PENDAHULUAN
Plato lahir pada
427 SM dari keluarga bangsawan Athena. Ia merupakan salah satu dari
Filsuf-filsuf besar sepanjang abad. Karyanya dikenal dimana-mana, dan berbagai
pemikirannya memperngaruhi kehidupan Kekristenan. Salah satu pemikiran Plato
yang terkenal adalah mengenai ide. Plato mengemukakan bahwa ide merupakan sesuatu
yang objektif, menurutnya ada ide-ide yang terlepas dari subjek yang berpikir. Ide-ide
tidak bergantung pada pemikiran, sebaliknya pemikiranlah yang bergantung pada
ide.[1]
Ide sudah ada dan berdiri sendiri di luar pemikiran kita. Ide-ide ini saling
berkaitan satu dengan yang lainnya. Misalnya, ide tentang dua buah lukisan
tidak dapat terlepas dari ide dua, ide dua itu sendiri tidak dapat terpisah
dengan ide genap. Menurut Plato realitas dibagi atas dua dunia, yang pertama
adalah rasio dan panca indra. Dunia pertama adalah idea-idea dan yang kedua
ialah jasmani. Hal ini menjelaskan bahwa apa yang konkret bukanlah yang nampak,
yang konkret hanyalah ide. Idea-lah yang menyebabkan saya dapat mengenali
sekitar saya, ia berfungsi sebagai model atau contoh benda-benda yang kita
amati di dalam dunia ini, dan sifatnya tidak berubah (kekal) dan sempurna.
Sebaliknya, benda-benda jasmani dipandang hanya sebagai refleksi atau bayangan
dari dunia idea, selalu terjadi perubahan, fana, dapat rusak, dan dapat mati.

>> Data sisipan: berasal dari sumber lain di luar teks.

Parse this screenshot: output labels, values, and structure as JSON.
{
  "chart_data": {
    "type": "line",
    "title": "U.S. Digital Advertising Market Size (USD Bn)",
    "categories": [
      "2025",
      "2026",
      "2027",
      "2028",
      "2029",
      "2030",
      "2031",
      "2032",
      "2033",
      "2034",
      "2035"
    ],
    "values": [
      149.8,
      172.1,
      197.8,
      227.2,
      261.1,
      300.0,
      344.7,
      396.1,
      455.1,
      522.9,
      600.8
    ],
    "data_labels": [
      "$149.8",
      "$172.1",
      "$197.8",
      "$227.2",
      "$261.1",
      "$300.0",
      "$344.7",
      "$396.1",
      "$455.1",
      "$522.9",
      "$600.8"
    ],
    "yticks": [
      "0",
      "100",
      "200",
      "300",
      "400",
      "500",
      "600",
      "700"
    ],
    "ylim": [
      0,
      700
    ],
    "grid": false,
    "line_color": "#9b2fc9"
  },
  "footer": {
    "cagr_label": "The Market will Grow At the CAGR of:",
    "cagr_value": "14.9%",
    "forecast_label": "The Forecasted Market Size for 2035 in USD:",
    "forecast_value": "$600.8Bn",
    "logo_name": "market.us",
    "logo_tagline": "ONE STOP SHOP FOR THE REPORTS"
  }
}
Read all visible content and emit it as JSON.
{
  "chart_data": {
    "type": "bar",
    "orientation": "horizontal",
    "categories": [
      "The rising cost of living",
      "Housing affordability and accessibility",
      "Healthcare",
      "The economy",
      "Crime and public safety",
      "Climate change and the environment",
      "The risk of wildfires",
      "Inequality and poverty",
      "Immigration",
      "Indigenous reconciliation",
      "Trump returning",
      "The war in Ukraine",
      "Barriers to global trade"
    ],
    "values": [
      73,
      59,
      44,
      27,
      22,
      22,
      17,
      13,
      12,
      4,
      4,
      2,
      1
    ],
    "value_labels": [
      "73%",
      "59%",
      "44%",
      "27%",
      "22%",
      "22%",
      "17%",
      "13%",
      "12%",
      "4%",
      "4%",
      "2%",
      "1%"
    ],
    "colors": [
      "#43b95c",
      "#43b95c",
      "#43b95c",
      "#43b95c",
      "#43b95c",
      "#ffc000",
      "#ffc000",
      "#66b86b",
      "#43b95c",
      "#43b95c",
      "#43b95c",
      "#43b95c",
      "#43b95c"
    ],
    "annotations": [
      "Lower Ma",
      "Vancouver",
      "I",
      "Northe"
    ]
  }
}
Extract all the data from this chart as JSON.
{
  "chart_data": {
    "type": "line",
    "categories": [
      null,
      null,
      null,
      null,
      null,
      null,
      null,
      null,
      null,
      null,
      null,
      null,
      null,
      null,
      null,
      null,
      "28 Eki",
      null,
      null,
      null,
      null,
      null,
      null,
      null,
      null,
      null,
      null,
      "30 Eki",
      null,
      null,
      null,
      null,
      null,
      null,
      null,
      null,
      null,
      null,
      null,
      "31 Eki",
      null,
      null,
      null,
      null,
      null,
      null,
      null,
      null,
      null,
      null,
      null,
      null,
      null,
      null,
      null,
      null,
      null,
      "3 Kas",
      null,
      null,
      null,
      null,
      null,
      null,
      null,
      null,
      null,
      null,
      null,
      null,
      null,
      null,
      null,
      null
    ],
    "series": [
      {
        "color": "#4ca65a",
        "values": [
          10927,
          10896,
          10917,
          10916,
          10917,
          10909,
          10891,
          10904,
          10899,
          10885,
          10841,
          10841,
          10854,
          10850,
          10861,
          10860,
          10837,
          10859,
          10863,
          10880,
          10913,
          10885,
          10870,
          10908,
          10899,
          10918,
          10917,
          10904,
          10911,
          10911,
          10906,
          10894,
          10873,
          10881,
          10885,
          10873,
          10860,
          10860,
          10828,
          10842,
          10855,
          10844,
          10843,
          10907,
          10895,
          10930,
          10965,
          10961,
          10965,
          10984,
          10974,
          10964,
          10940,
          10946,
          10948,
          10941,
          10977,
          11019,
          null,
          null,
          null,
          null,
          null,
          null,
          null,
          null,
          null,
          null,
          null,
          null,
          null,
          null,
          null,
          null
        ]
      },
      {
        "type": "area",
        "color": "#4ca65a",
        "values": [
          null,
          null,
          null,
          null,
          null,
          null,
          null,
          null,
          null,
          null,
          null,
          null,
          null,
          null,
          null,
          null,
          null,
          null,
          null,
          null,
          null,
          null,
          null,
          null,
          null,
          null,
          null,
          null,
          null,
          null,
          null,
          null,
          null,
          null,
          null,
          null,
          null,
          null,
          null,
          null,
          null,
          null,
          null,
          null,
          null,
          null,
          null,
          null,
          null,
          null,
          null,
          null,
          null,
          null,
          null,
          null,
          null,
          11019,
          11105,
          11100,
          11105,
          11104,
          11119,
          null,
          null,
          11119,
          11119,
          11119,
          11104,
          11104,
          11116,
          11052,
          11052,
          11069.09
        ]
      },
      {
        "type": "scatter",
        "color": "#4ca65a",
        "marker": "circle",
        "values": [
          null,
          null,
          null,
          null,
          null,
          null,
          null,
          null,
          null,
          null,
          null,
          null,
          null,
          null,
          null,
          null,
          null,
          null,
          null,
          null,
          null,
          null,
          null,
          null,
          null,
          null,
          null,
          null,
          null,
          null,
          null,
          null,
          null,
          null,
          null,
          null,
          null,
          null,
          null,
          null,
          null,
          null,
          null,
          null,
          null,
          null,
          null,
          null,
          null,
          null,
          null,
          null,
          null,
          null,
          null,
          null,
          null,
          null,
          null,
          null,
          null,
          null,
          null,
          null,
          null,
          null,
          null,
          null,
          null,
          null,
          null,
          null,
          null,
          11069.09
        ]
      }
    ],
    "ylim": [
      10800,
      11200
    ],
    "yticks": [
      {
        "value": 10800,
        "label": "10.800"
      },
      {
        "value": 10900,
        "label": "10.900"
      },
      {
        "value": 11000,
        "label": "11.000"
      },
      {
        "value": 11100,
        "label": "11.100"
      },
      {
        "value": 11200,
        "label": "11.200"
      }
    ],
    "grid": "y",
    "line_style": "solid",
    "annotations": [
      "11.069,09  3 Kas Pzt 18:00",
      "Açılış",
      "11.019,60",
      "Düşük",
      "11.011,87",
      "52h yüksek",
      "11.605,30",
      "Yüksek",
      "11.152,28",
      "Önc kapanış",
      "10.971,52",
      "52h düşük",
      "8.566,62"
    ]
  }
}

Menurut Plato idea ini juga disebut “jiwa”. Pemikiran
ini mempengaruhi pemikiran Kristen. Menurut Plato jiwa adalah pusat atau inti
sari dari kehidupan manusia. Plato meyakini bahwa jiwa manusia bersifat baka,
dalam arti bahwa jiwa tidak akan mati pada saat kematian badan, melainkan tetap
kekal karena sudah ada sebelum hidup di bumi ini (pra-eksisten dan tidak
tergantung dari tubuh).[2]
REFLEKSI PENGARUH
PEMIKIRAN PLATO TERHADAP KEKRISTENAN
Dalam pemahaman filsafat Plato tentang Tuhan, Tuhan
digambarkan bersifat antroposentris, sebab dalam teorinya ia mencoba menampik
satu Allah yang tunggal yang mengorganisir segala yang ada di dunia ini, dan
menurutnya semua pengetahuan dan keberadaan alam berdasar pada rasio manusia. Pemikiran
Kristen kenyataannya tidak seperti itu, dalam pemahaman Kristen Allah itu satu
dan tidak ada satu orang pun yang dapat mengenal Allah dengan kemampuan
manusianya. Oleh karena itu dalam pengenalan akan Allah dengan segala
keberadaannya, manusia tidak akan dapat menyelidiki dengan kemampuan dan
pengertian manusia sendiri. Atas dasar kemampuan apa manusia dapat mengenal
Allah, kalau bukan karena Allah sendiri telah menyatakan sebagai manusia dalam
diri Yesus Kristus.
Nah, disini saya mencoba merefleksikan pemikiran Plato
mengenai dualisme, dimana manusia terbagi atas dua bagian yaitu jasmani dan
jiwa. Diatas telah dijelaskan bahwa tubuh dapat rusak, tidak kekal; sedangkan
jiwa itu sempurna dan kekal. Bagi saya pemahaman ini sama dengan Teologi Keselamatan
dalam ajaran Kristen, yang berbicara mengenai rencana Allah bagi keselamatan
dunia, dimana keselamatan ini diartikan sebagai “keselamatan jiwa”, sebab badan
(jasmani) dikuasai dosa dan karena itu ia tidak selamat. Namun Alkitab
menjelaskan bahwa manusia secara utuh adalah berdosa. Namun, yang berdosa
adalah manusianya, bukan jiwanya; yang mati adalah manusianya, bukan tubuhnya
dan bukan hanya jiwa saja, tetapi manusia (baik tubuh maupun jiwanya telah di
tebus Kristus). Karena manusia yang secara utuh itulah yakni yang jahat dan
yang tidak sempurna sehingga Kristus menebus dosa manusia.